There is also the risk of the blood flow not being reversed back to its original direction after a measurement has been made with the blood flow reversed. Because of the increased access circulation which occurs when flow is reversed, this will then lead to a reduced dialysis dose.
For the automatic determination of the dialysis dose by the dialyzing unit, it is necessary for the current clearance to be known at all times during the treatment. For this purpose measurements are made at different points in time. If there is a change in the parameters which affect clearance, and in particular in the blood and dialysate flows, between the measurements, interpolation is possible on the basis of the measurements which have been made and the known treatment parameters (German Patent Publication No. DE 19928407). Because the reversal of flow affects clearance, an exact knowledge of the length of time for which flow is reversed and of the duration of the treatment with the normal direction of flow is needed for determining the dialysis dose.

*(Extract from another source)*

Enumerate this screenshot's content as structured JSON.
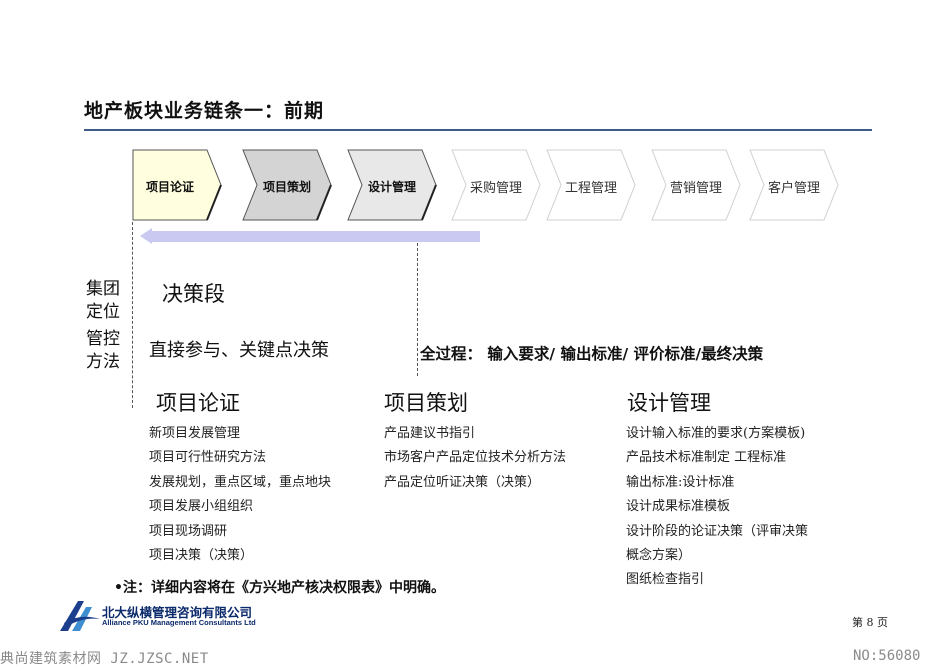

There is a technique which is known by the name radio frequency identification (RFID) which is in general use for the identification and location of articles. The articles are identified with the help of electromagnetic waves. An RFID system comprises a transponder which is situated on the article and a reader for reading the identity code of the transponder. The reader generates a short-range, high-frequency electromagnetic field by which, generally, not only can data be transmitted but the transponder can also be supplied with energy.
RFID transponders are known in different forms. All RFID transponders have an aerial which is connected to a transceiver. As well as the aerial and transceiver, what are also provided are a non-erasable memory and other circuits.

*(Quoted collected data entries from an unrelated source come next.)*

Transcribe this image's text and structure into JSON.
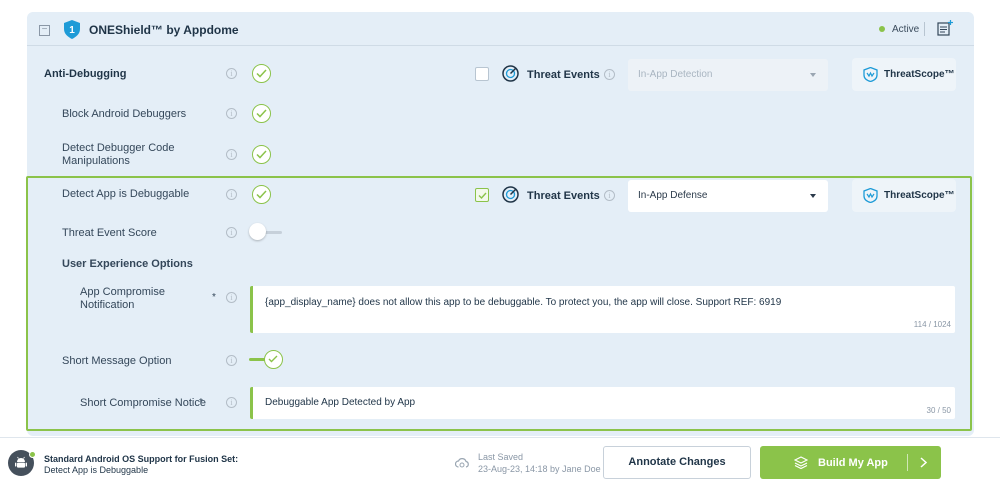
{
  "panel": {
    "index": "1",
    "title": "ONEShield™ by Appdome",
    "status": "Active",
    "collapse_glyph": "−",
    "icons": [
      "shield-icon",
      "notes-icon",
      "collapse-icon"
    ]
  },
  "rows": {
    "anti_debugging": {
      "label": "Anti-Debugging",
      "threat_events_label": "Threat Events",
      "select_value": "In-App Detection",
      "threatscope_label": "ThreatScope™"
    },
    "block_debuggers": {
      "label": "Block Android Debuggers"
    },
    "detect_manipulations": {
      "label_line1": "Detect Debugger Code",
      "label_line2": "Manipulations"
    },
    "detect_debuggable": {
      "label": "Detect App is Debuggable",
      "threat_events_label": "Threat Events",
      "select_value": "In-App Defense",
      "threatscope_label": "ThreatScope™"
    },
    "threat_event_score": {
      "label": "Threat Event Score",
      "enabled": false
    },
    "ux_options": {
      "label": "User Experience Options"
    },
    "compromise_notification": {
      "label_line1": "App Compromise",
      "label_line2": "Notification",
      "required_mark": "*",
      "value": "{app_display_name} does not allow this app to be debuggable. To protect you, the app will close. Support REF: 6919",
      "count": "114 / 1024"
    },
    "short_message": {
      "label": "Short Message Option",
      "enabled": true
    },
    "short_notice": {
      "label": "Short Compromise Notice",
      "required_mark": "*",
      "value": "Debuggable App Detected by App",
      "count": "30 / 50"
    }
  },
  "info_glyph": "i",
  "footer": {
    "title": "Standard Android OS Support for Fusion Set:",
    "subtitle": "Detect App is Debuggable",
    "saved_title": "Last Saved",
    "saved_value": "23-Aug-23, 14:18 by Jane Doe",
    "annotate_label": "Annotate Changes",
    "build_label": "Build My App"
  },
  "colors": {
    "accent": "#8bc34a",
    "panel_bg": "#e4eef7",
    "teal_icon": "#1e9bd7",
    "text_dark": "#1f3447"
  }
}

Known from Japanese Patent Application Publications JP 2233079 A2, JP 24232671 A2 and JP 2002333079 A2 are valves which have an RFID transponder to enable it to be detected whether the valve is open or closed. US Patent Application Publication No. 2007/0277824 A1 describes an apparatus intended for diagnostic purposes in which correct positioning of an insert is monitored by means of an RFID transponder.
The object underlying the present invention is to provide a device for reversing blood flow for an extra-corporeal blood treating apparatus, which device, with a high degree of safety and reliability, allows the safety of the extra-corporeal blood treatment to be increased and the measurement of parameters of the blood treatment to be simplified.

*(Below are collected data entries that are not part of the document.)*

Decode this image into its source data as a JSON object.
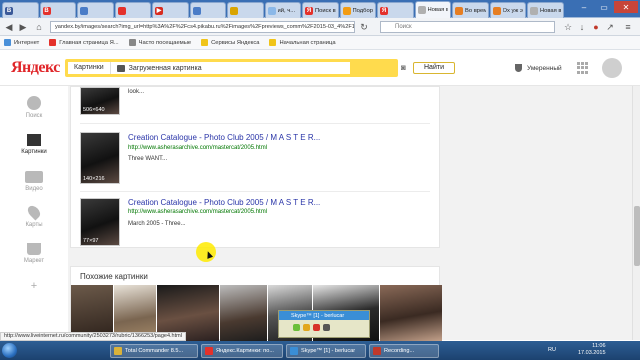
{
  "browser": {
    "tabs": [
      {
        "label": "",
        "color": "#3b5998",
        "glyph": "B"
      },
      {
        "label": "",
        "color": "#e4312b",
        "glyph": "B"
      },
      {
        "label": "",
        "color": "#4a7cc7",
        "glyph": ""
      },
      {
        "label": "",
        "color": "#e4312b",
        "glyph": ""
      },
      {
        "label": "",
        "color": "#d72c1f",
        "glyph": "▶"
      },
      {
        "label": "",
        "color": "#4a7cc7",
        "glyph": ""
      },
      {
        "label": "",
        "color": "#d9a400",
        "glyph": ""
      },
      {
        "label": "ий, ч...",
        "color": "#8bb8e8",
        "glyph": ""
      },
      {
        "label": "Поиск в ...",
        "color": "#e4312b",
        "glyph": "Я"
      },
      {
        "label": "Подбор с...",
        "color": "#f39c12",
        "glyph": ""
      },
      {
        "label": "",
        "color": "#e4312b",
        "glyph": "Я"
      },
      {
        "label": "Новая вкладка",
        "color": "#b0b0b0",
        "glyph": ""
      },
      {
        "label": "Во времен...",
        "color": "#e67e22",
        "glyph": ""
      },
      {
        "label": "Ох уж эти...",
        "color": "#e67e22",
        "glyph": ""
      },
      {
        "label": "Новая вкладка",
        "color": "#b0b0b0",
        "glyph": ""
      }
    ],
    "address": "yandex.by/images/search?img_url=http%3A%2F%2Fcs4.pikabu.ru%2Fimages%2Fpreviews_comm%2F2015-03_4%2F1426337029",
    "search_placeholder": "Поиск",
    "bookmarks": [
      "Интернет",
      "Главная страница Я...",
      "Часто посещаемые",
      "Сервисы Яндекса",
      "Начальная страница"
    ]
  },
  "yandex": {
    "logo": "Яндекс",
    "search_category": "Картинки",
    "search_value": "Загруженная картинка",
    "search_button": "Найти",
    "filter_label": "Умеренный"
  },
  "sidebar": [
    {
      "label": "Поиск",
      "active": false
    },
    {
      "label": "Картинки",
      "active": true
    },
    {
      "label": "Видео",
      "active": false
    },
    {
      "label": "Карты",
      "active": false
    },
    {
      "label": "Маркет",
      "active": false
    },
    {
      "label": "+",
      "active": false
    }
  ],
  "results": [
    {
      "title": "",
      "url": "",
      "snippet": "look...",
      "dims": "506×640"
    },
    {
      "title": "Creation Catalogue - Photo Club 2005 / M A S T E R...",
      "url": "http://www.asherasarchive.com/mastercat/2005.html",
      "snippet": "Three WANT...",
      "dims": "140×216"
    },
    {
      "title": "Creation Catalogue - Photo Club 2005 / M A S T E R...",
      "url": "http://www.asherasarchive.com/mastercat/2005.html",
      "snippet": "March 2005 - Three...",
      "dims": "77×97"
    }
  ],
  "similar": {
    "title": "Похожие картинки"
  },
  "status_url": "http://www.liveinternet.ru/community/2503273/rubric/1366253/page4.html",
  "skype": {
    "title": "Skype™ [1] - berlucar"
  },
  "taskbar": {
    "items": [
      {
        "label": "Total Commander 8.5...",
        "color": "#d9b23a"
      },
      {
        "label": "Яндекс.Картинки: по...",
        "color": "#e4312b"
      },
      {
        "label": "Skype™ [1] - berlucar",
        "color": "#3a8ed6"
      },
      {
        "label": "Recording...",
        "color": "#c0392b"
      }
    ],
    "lang": "RU",
    "time": "11:06",
    "date": "17.03.2015"
  }
}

As well as this, the object underlying the present invention is also to specify a method of detecting the reversal of blood flow in extra-corporeal blood treatment which is easy to operate and can be safely and reliably applied.
A further object of the present invention is to provide a blood treating apparatus which, easily and with great safety and reliability, enables a reversal of flow to be made to enable parameters of the blood treatment to be measured.
These objects are achieved in accordance with the present invention by virtue of the features of the present invention set forth herein.